A personal AI assistant she has been building since February 2026. Live in production across four front-ends, sharing one backend and one memory. Not a finished product — an evolving system she actively iterates on.
She wanted to see how far one person could take a personal AI system: persistent memory across months, multiple front-ends sharing a single state, autonomous behaviour without prompts, and the operational reality of running it as a real service — not a demo.
One state, four doors. Every front-end speaks to the same gateway and reads from the same memory. Chat clients are easy to ship; the shared state underneath is the part that's hard to copy.
Memory as layers, not a single pile. Short-term context, rolling summaries, structured facts and event timeline live in separate layers, each with its own retention and recall logic. Reply quality tracks recall quality — this is where most of the tuning goes.
Autonomy as a first-class feature. A keepalive loop wakes every 50 minutes, looks at recent activity, and decides whether to speak — no user input involved. Daily and weekly summaries generate themselves. It's what makes it an assistant rather than a tool.
A long-running reply would silently hang. The chain ran: client → nginx → FastAPI → bridge subprocess → LLM call. Each hop had its own timeout, and the shortest one upstream killed work the downstream layer was still doing.
She redesigned the timeout chain so each layer's deadline derives from the request's overall budget, not a hard-coded constant. Lesson: in a multi-hop async system, timeouts that don't talk to each other are the bug.
The email agent ran daily and reported "100 new emails" every morning — for a week. The numbers were a lie. Root cause: the agent pulled "all unread," and the Gmail account it watched was a forwarding sink she never read, so the unread pool only grew.
Fix: switch to IMAP UID watermarking, persist the last-seen UID, and pull strictly the delta. Lesson: "what's new" is a state question, not a query question. If you don't persist the cursor, you don't have a daily report — you have a daily re-print.
Adding the second front-end (WeChat) exposed a problem: the assistant remembered her perfectly on Telegram, then greeted her like a stranger on WeChat. Each surface was building its own implicit user model.

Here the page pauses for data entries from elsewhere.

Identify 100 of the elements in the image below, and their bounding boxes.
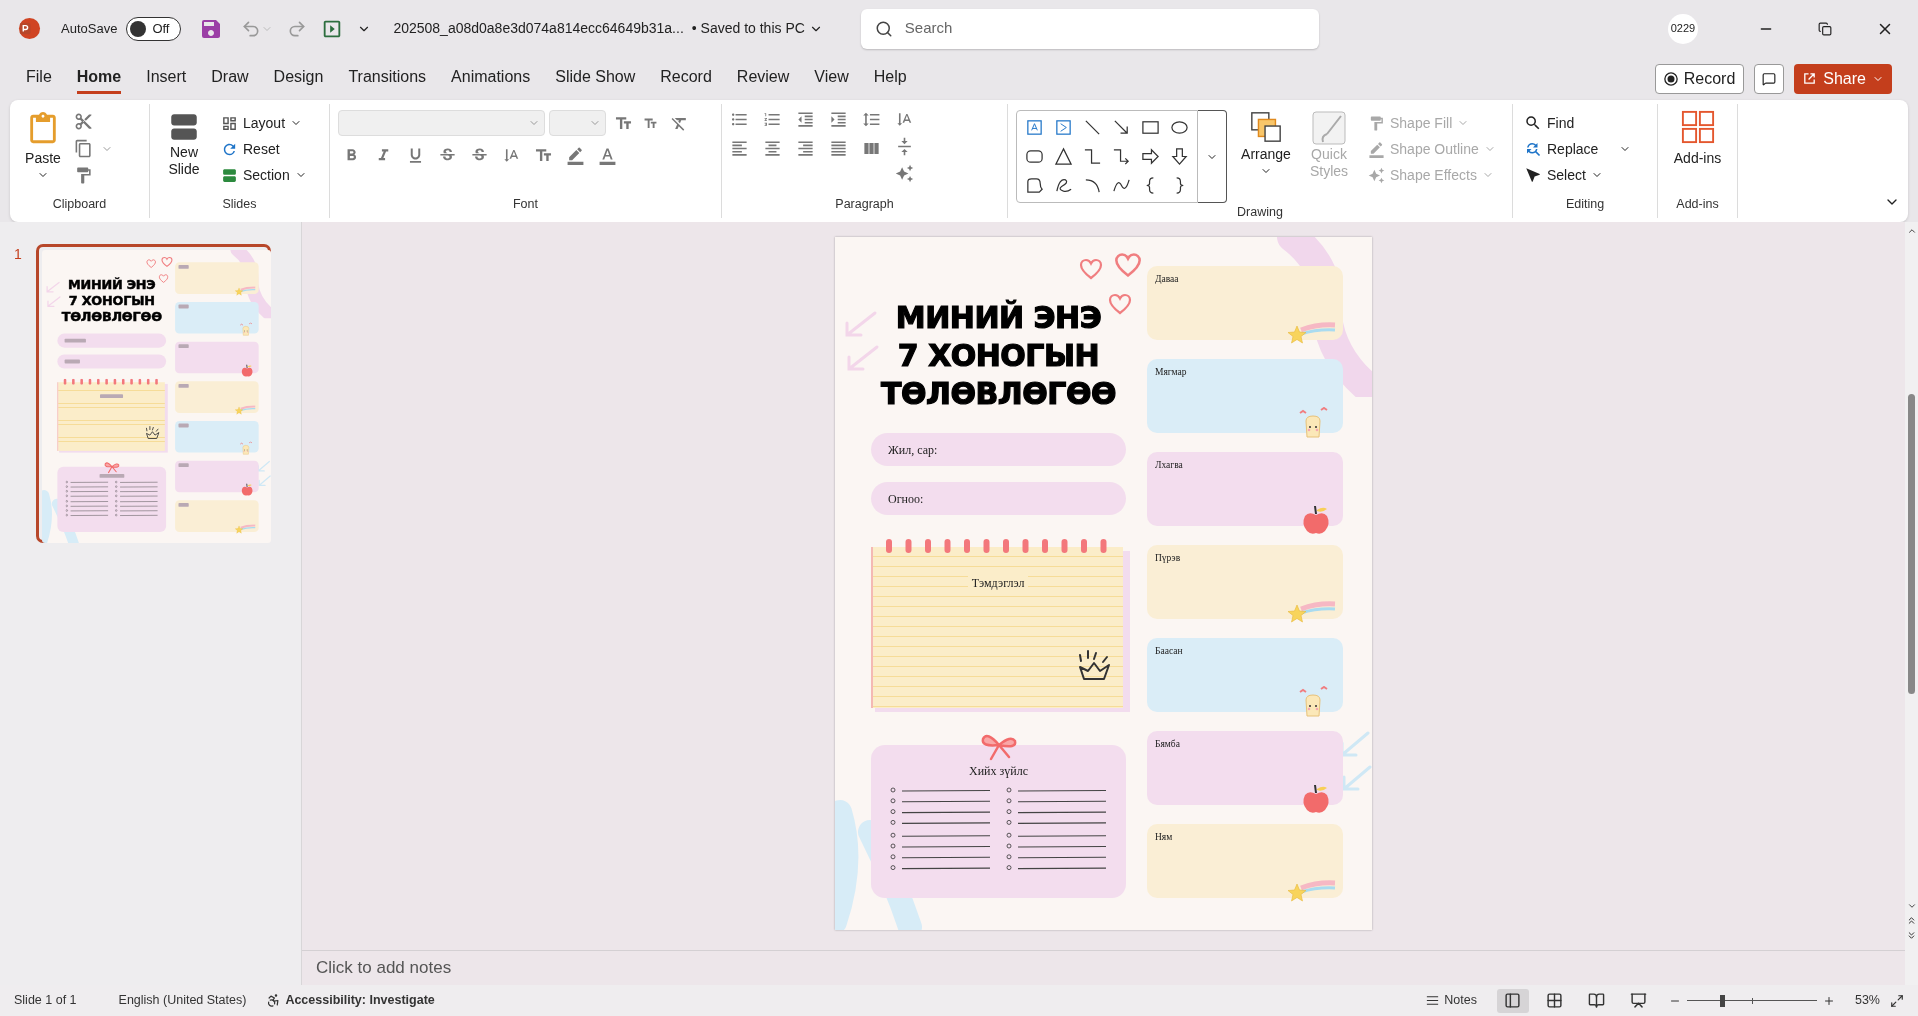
menu-tab[interactable]: Animations (451, 63, 531, 94)
editing-button[interactable]: Replace (1521, 136, 1635, 162)
zoom-thumb[interactable] (1720, 994, 1726, 1007)
slide-thumbnail[interactable]: МИНИЙ ЭНЭ 7 ХОНОГЫН ТӨЛӨВЛӨГӨӨ (35, 244, 271, 543)
autosave-toggle[interactable]: Off (126, 16, 182, 41)
redo-icon[interactable] (287, 18, 308, 39)
todo-title: Хийх зүйлс (969, 763, 1028, 780)
grid-icon (1680, 110, 1715, 144)
align-right-icon[interactable] (796, 139, 815, 158)
accessibility-button[interactable]: Accessibility: Investigate (266, 991, 435, 1010)
arc-icon[interactable] (1083, 176, 1102, 195)
new-slide-button[interactable]: New Slide (158, 110, 210, 196)
decrease-indent-icon[interactable] (796, 110, 815, 129)
restore-icon[interactable] (1818, 21, 1832, 36)
apple-icon (1301, 783, 1331, 815)
font-name-field[interactable] (338, 110, 545, 136)
editing-button[interactable]: Find (1521, 110, 1635, 136)
menu-tab[interactable]: Home (76, 63, 122, 94)
previous-slide-icon[interactable] (1906, 915, 1917, 926)
format-painter-icon[interactable] (74, 166, 93, 185)
line-icon[interactable] (1083, 118, 1102, 137)
record-button[interactable]: Record (1654, 63, 1745, 94)
freeform-icon[interactable] (1025, 176, 1044, 195)
increase-indent-icon[interactable] (829, 110, 848, 129)
menu-tab[interactable]: Help (873, 63, 907, 94)
copy-icon[interactable] (74, 139, 93, 158)
search-icon (1524, 114, 1542, 132)
slides-button[interactable]: Layout (218, 110, 310, 136)
scroll-thumb[interactable] (1908, 394, 1915, 694)
right-arrow-icon[interactable] (1141, 147, 1160, 166)
arrange-button[interactable]: Arrange (1237, 110, 1295, 203)
menu-tab[interactable]: Draw (211, 63, 249, 94)
paste-button[interactable]: Paste (18, 110, 68, 196)
vertical-scrollbar[interactable] (1905, 222, 1918, 985)
zoom-percent[interactable]: 53% (1854, 991, 1880, 1010)
slides-button[interactable]: Section (218, 162, 310, 188)
day-label: Мягмар (1155, 366, 1187, 379)
blurred-text (178, 344, 189, 349)
line-spacing-icon[interactable] (862, 110, 881, 129)
search-input[interactable]: Search (904, 17, 1305, 40)
down-arrow-icon[interactable] (1170, 147, 1189, 166)
shooting-star-icon (234, 524, 256, 535)
highlighter-icon[interactable] (566, 146, 585, 165)
layout-icon (221, 114, 238, 132)
next-slide-icon[interactable] (1906, 930, 1917, 941)
text-box-icon[interactable] (1054, 118, 1073, 137)
language-status[interactable]: English (United States) (118, 991, 247, 1010)
save-status[interactable]: • Saved to this PC (691, 18, 823, 39)
editing-button[interactable]: Select (1521, 162, 1635, 188)
font-size-field[interactable] (549, 110, 606, 136)
notes-button[interactable]: Notes (1425, 991, 1477, 1010)
connector-icon[interactable] (1083, 147, 1102, 166)
align-center-icon[interactable] (763, 139, 782, 158)
justify-icon[interactable] (829, 139, 848, 158)
app-logo (18, 17, 41, 40)
shooting-star-icon (234, 405, 256, 416)
text-box-icon[interactable] (1025, 118, 1044, 137)
menu-tab[interactable]: File (26, 63, 52, 94)
menu-tab[interactable]: View (814, 63, 849, 94)
share-button[interactable]: Share (1794, 63, 1892, 94)
blurred-text (178, 264, 189, 269)
scroll-up-icon[interactable] (1906, 226, 1917, 236)
menu-tab[interactable]: Slide Show (555, 63, 636, 94)
align-left-icon[interactable] (730, 139, 749, 158)
zoom-in-icon[interactable] (1822, 994, 1835, 1007)
numbering-icon[interactable] (763, 110, 782, 129)
align-text-icon[interactable] (895, 137, 914, 156)
oval-icon[interactable] (1170, 118, 1189, 137)
menu-tab[interactable]: Transitions (348, 63, 427, 94)
font-color-icon[interactable] (598, 146, 617, 165)
file-name: 202508_a08d0a8e3d074a814ecc64649b31a... (393, 19, 684, 38)
pointer-icon (1524, 166, 1542, 184)
arrow-icon[interactable] (1112, 118, 1131, 137)
comments-button[interactable] (1754, 63, 1785, 94)
search-field[interactable]: Search (860, 8, 1319, 49)
scribble-icon[interactable] (1054, 176, 1073, 195)
slides-button[interactable]: Reset (218, 136, 310, 162)
day-label: Пүрэв (1155, 552, 1181, 565)
fit-to-window-icon[interactable] (1890, 993, 1904, 1008)
user-avatar[interactable]: 0229 (1668, 13, 1698, 44)
add-ins-button[interactable]: Add-ins (1666, 110, 1729, 196)
zoom-slider[interactable] (1686, 993, 1817, 1008)
rounded-rectangle-icon[interactable] (1025, 147, 1044, 166)
rectangle-icon[interactable] (1141, 118, 1160, 137)
menu-tab[interactable]: Review (736, 63, 790, 94)
menu-tab[interactable]: Design (273, 63, 324, 94)
view-button[interactable] (1496, 988, 1529, 1013)
share-icon (1802, 71, 1818, 86)
triangle-icon[interactable] (1054, 147, 1073, 166)
scroll-down-icon[interactable] (1906, 901, 1917, 911)
blurred-text (178, 304, 189, 309)
heart-icon (1114, 251, 1142, 279)
elbow-arrow-icon[interactable] (1112, 147, 1131, 166)
menu-tab[interactable]: Insert (146, 63, 187, 94)
section-icon (221, 166, 238, 184)
scissors-icon[interactable] (74, 112, 93, 131)
day-label: Бямба (1155, 738, 1180, 751)
menu-tab[interactable]: Record (660, 63, 712, 94)
group-label: Clipboard (52, 196, 107, 214)
more-shapes-button[interactable] (1198, 110, 1227, 203)
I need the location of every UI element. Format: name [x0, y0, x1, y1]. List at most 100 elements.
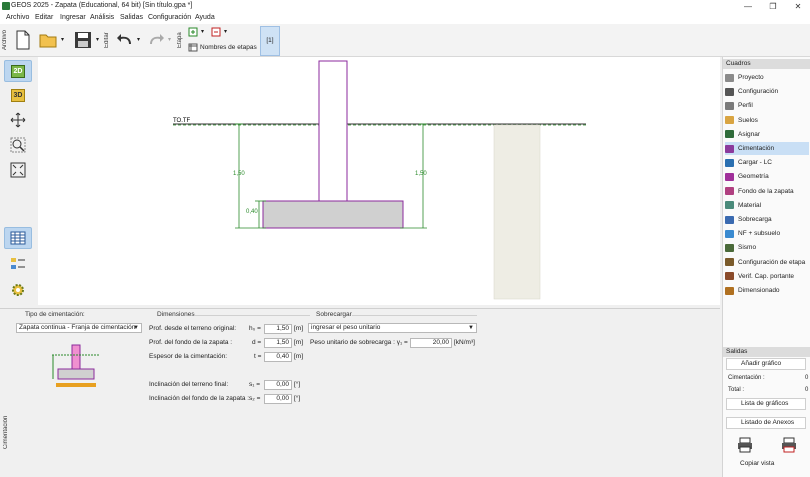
cuadros-item-label: Configuración [738, 88, 779, 96]
cuadros-item-icon [725, 101, 734, 110]
undo-icon[interactable] [116, 32, 134, 46]
d-input[interactable]: 1,50 [264, 338, 292, 348]
legend-button[interactable] [4, 253, 32, 275]
copy-view-button[interactable]: Copiar vista [726, 459, 806, 471]
new-file-icon[interactable] [14, 30, 32, 50]
annex-list-button[interactable]: Listado de Anexos [726, 417, 806, 429]
cimentacion-vertical-label: Cimentación [3, 415, 9, 449]
menu-ayuda[interactable]: Ayuda [195, 14, 215, 21]
open-dropdown-icon[interactable]: ▾ [61, 36, 64, 43]
remove-stage-icon[interactable] [211, 27, 221, 37]
view-2d-label: 2D [10, 64, 26, 78]
cuadros-item[interactable]: Configuración [725, 85, 809, 98]
save-icon[interactable] [73, 30, 93, 50]
dim-depth-right: 1,50 [415, 171, 427, 177]
cuadros-item[interactable]: Sobrecarga [725, 213, 809, 226]
zoom-icon [10, 137, 26, 153]
surcharge-mode-value: ingresar el peso unitario [311, 324, 381, 331]
menu-ingresar[interactable]: Ingresar [60, 14, 86, 21]
cuadros-item[interactable]: Dimensionado [725, 284, 809, 297]
h0-input[interactable]: 1,50 [264, 324, 292, 334]
minimize-button[interactable]: — [739, 1, 757, 12]
view-3d-button[interactable]: 3D [4, 84, 32, 106]
cuadros-item[interactable]: Verif. Cap. portante [725, 270, 809, 283]
fit-view-button[interactable] [4, 159, 32, 181]
s2-input[interactable]: 0,00 [264, 394, 292, 404]
cuadros-item[interactable]: Configuración de etapa [725, 256, 809, 269]
cimentacion-count-label: Cimentación : [728, 375, 765, 381]
open-folder-icon[interactable] [38, 30, 58, 50]
cuadros-item-icon [725, 258, 734, 267]
form-row-unit-s2: [°] [294, 395, 301, 402]
add-graphic-button[interactable]: Añadir gráfico [726, 358, 806, 370]
dim-depth-left: 1,50 [233, 171, 245, 177]
cuadros-item-icon [725, 158, 734, 167]
cuadros-item[interactable]: Proyecto [725, 71, 809, 84]
add-stage-dropdown-icon[interactable]: ▾ [201, 28, 204, 35]
add-stage-icon[interactable] [188, 27, 198, 37]
save-dropdown-icon[interactable]: ▾ [96, 36, 99, 43]
settings-button[interactable] [4, 279, 32, 301]
cuadros-item-icon [725, 144, 734, 153]
cuadros-item-label: Material [738, 201, 762, 209]
s1-input[interactable]: 0,00 [264, 380, 292, 390]
surcharge-mode-select[interactable]: ingresar el peso unitario ▼ [308, 323, 477, 333]
menu-editar[interactable]: Editar [35, 14, 53, 21]
menu-analisis[interactable]: Análisis [90, 14, 114, 21]
cuadros-item-label: Verif. Cap. portante [738, 272, 795, 280]
cuadros-item[interactable]: Material [725, 199, 809, 212]
cuadros-item[interactable]: Geometría [725, 170, 809, 183]
graphics-list-button[interactable]: Lista de gráficos [726, 398, 806, 410]
surcharge-weight-input[interactable]: 20,00 [410, 338, 452, 348]
redo-dropdown-icon[interactable]: ▾ [168, 36, 171, 43]
cuadros-item-label: Cimentación [738, 145, 775, 152]
input-panel: Cimentación Tipo de cimentación: Zapata … [0, 308, 720, 477]
cuadros-item-icon [725, 187, 734, 196]
etapa-group-label: Etapa [177, 32, 183, 48]
cuadros-item-label: Suelos [738, 116, 758, 124]
close-button[interactable]: ✕ [789, 1, 807, 12]
menu-archivo[interactable]: Archivo [6, 14, 29, 21]
table-view-button[interactable] [4, 227, 32, 249]
zoom-button[interactable] [4, 134, 32, 156]
stage-names-button[interactable]: Nombres de etapas [200, 44, 257, 51]
app-icon [2, 2, 10, 10]
drawing-canvas[interactable]: TO.TF 1,50 1,50 0,40 [38, 57, 720, 305]
undo-dropdown-icon[interactable]: ▾ [137, 36, 140, 43]
print-icon[interactable] [737, 437, 753, 453]
footing [262, 200, 404, 229]
cuadros-item[interactable]: Fondo de la zapata [725, 185, 809, 198]
cuadros-item[interactable]: NF + subsuelo [725, 227, 809, 240]
pan-button[interactable] [4, 109, 32, 131]
menu-salidas[interactable]: Salidas [120, 14, 143, 21]
menu-bar: Archivo Editar Ingresar Análisis Salidas… [0, 13, 810, 24]
restore-button[interactable]: ❐ [764, 1, 782, 12]
form-row-unit-h0: [m] [294, 325, 304, 332]
menu-configuracion[interactable]: Configuración [148, 14, 191, 21]
redo-icon[interactable] [147, 32, 165, 46]
remove-stage-dropdown-icon[interactable]: ▾ [224, 28, 227, 35]
cuadros-item[interactable]: Sismo [725, 241, 809, 254]
stage-names-icon [188, 43, 198, 52]
surcharge-divider [352, 315, 477, 316]
view-2d-button[interactable]: 2D [4, 60, 32, 82]
cuadros-item[interactable]: Asignar [725, 128, 809, 141]
cuadros-item[interactable]: Cimentación [725, 142, 809, 155]
cuadros-item[interactable]: Cargar - LC [725, 156, 809, 169]
cuadros-item-label: Proyecto [738, 74, 764, 81]
chevron-down-icon: ▼ [468, 325, 474, 331]
cuadros-item-icon [725, 286, 734, 295]
column [318, 60, 348, 202]
surcharge-weight-label: Peso unitario de sobrecarga : γ₁ = [310, 339, 408, 346]
total-count-value: 0 [805, 387, 809, 393]
view-3d-label: 3D [10, 88, 26, 102]
print-export-icon[interactable] [781, 437, 797, 453]
foundation-type-select[interactable]: Zapata continua - Franja de cimentación ▼ [16, 323, 142, 333]
stage-tab-1[interactable]: [1] [260, 26, 280, 56]
cuadros-item[interactable]: Suelos [725, 114, 809, 127]
cuadros-item-icon [725, 87, 734, 96]
t-input[interactable]: 0,40 [264, 352, 292, 362]
total-count-label: Total : [728, 387, 745, 393]
cuadros-item[interactable]: Perfil [725, 99, 809, 112]
form-row-unit-d: [m] [294, 339, 304, 346]
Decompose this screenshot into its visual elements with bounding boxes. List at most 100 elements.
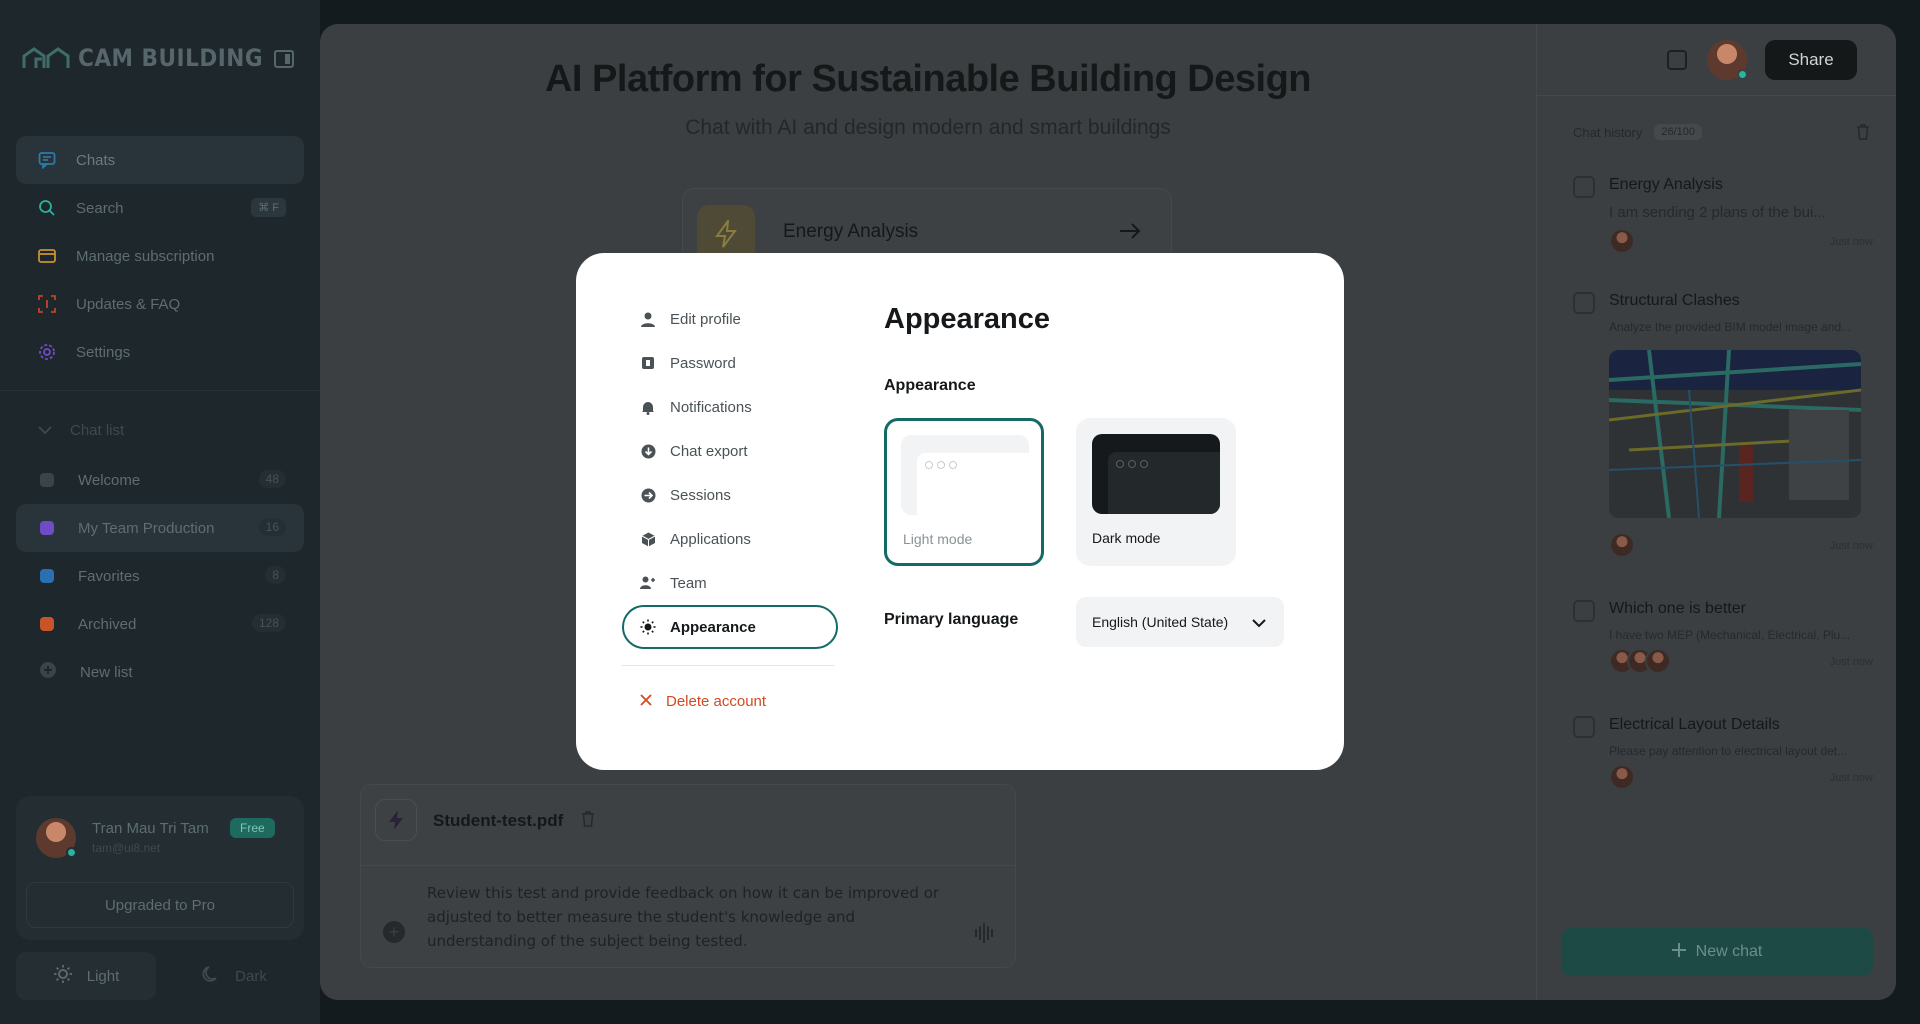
color-swatch (40, 473, 54, 487)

She restructured the identity model: a single shared user identifier with surface as a tag, not as an identity boundary. Lesson: shared memory only matters if it's actually shared. Decide whose state lives where, before adding the second client.
— A second specialised agent (job scouting) factored out of the keepalive into its own service
— Memory consolidation — automated deduplication and merging of long-running facts
— Surfacing the assistant on iOS as a dedicated PWA, not embedded in Telegram
It's the thing she points to when explaining what "AI builder" actually means to her: not prompting a model better, but designing and running a small system that has to keep working tomorrow, and the day after, and three months later — across surfaces, across failure modes, across her own changing requirements.